Population models in Gammarus (Crustacean) and Potamopyrgus (Gastropod): depicting the seasonal variability in demographic sensitivities to toxic stress by sensitivity analysis
Modèles de population chez Gammarus (Crustacé) et Potamopyrgus (Gastéopode) : compréhension de la variabilité saisonnière des sensibilités démographiques au stress toxique par analyse de sensibilité
Résumé
Today there exists a large consensus that ecological models with populations rather than individuals as targets to protect have a high potential to be implemented into ecotoxicological risk assessment [1]. Indeed, they revealed particularly useful to solve the challenging issue of extrapolating toxic effects measured at the individual level towards possible contamination impacts on populations. Nevertheless, with the perspective to project or predict population answer, the environmental relevance of these models has to be improved, accounting for variability in population vulnerability and making them transferable with native species. In this way, the extrapolation process could be also used within a diagnostic framework. Our work was focused on two phylogenetically and ecologically contrasted species (the Crustacean Amphipod Gammarus fossarum and the Mollusk Gastropod Potamopyrgus antipodarum), widely present in European rivers and for which ecotoxicological (sub)individual biomarkers are available.
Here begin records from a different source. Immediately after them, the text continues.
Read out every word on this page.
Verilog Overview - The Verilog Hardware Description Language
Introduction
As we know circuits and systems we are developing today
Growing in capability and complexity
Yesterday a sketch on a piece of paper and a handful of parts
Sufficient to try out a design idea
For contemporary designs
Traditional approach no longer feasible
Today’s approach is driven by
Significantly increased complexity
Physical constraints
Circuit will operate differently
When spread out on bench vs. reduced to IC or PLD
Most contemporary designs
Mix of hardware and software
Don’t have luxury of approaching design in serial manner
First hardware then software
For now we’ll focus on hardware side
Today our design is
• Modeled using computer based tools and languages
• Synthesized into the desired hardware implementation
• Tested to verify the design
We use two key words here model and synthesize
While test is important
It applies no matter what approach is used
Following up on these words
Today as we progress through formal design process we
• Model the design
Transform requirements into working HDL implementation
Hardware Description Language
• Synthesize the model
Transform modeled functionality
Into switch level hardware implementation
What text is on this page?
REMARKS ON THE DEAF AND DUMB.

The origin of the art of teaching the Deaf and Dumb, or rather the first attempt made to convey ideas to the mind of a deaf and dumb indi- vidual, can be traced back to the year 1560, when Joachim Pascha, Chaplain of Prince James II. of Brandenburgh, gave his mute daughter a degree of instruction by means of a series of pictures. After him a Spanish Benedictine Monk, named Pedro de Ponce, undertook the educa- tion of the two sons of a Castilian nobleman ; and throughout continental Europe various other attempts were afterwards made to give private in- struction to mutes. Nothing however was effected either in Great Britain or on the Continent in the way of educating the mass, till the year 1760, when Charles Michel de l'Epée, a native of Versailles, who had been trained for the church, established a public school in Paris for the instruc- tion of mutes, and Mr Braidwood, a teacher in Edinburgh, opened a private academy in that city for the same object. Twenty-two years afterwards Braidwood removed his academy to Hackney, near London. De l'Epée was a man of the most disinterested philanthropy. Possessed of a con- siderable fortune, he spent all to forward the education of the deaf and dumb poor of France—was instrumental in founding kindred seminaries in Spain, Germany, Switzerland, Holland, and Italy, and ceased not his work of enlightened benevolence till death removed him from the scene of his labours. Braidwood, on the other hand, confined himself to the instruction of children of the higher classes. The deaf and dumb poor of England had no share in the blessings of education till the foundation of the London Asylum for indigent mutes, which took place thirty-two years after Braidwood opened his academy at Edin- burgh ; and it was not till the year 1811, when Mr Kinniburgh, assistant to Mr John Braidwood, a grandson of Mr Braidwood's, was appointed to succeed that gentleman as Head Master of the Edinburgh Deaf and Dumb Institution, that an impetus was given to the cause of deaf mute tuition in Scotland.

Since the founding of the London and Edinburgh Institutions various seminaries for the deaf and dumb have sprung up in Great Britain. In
We first developed environmentally realistic size-structured population models including both in situ caging and laboratory data, and relating individual-level demographic parameters (survival, growth, reproductive activity, fecundity, size at maturity) to the dynamics of reference native populations all along a year. Second, this methodology was coupled with in situ biotests or laboratory bioassays, in order to allow a population-level assessment of water quality or chemical compound toxicity. We showed thus the relevance to take into account the phenology of population dynamics (seasonal variability), by illustrating how it strongly controls the demographic sensitivity to toxic alteration of individual fitness traits in native species. More precisely, the poster will exemplify how sensitivity analyses of population endpoints were able to improve the comprehensive evaluation of possible contamination impacts on ecologically relevant biological levels.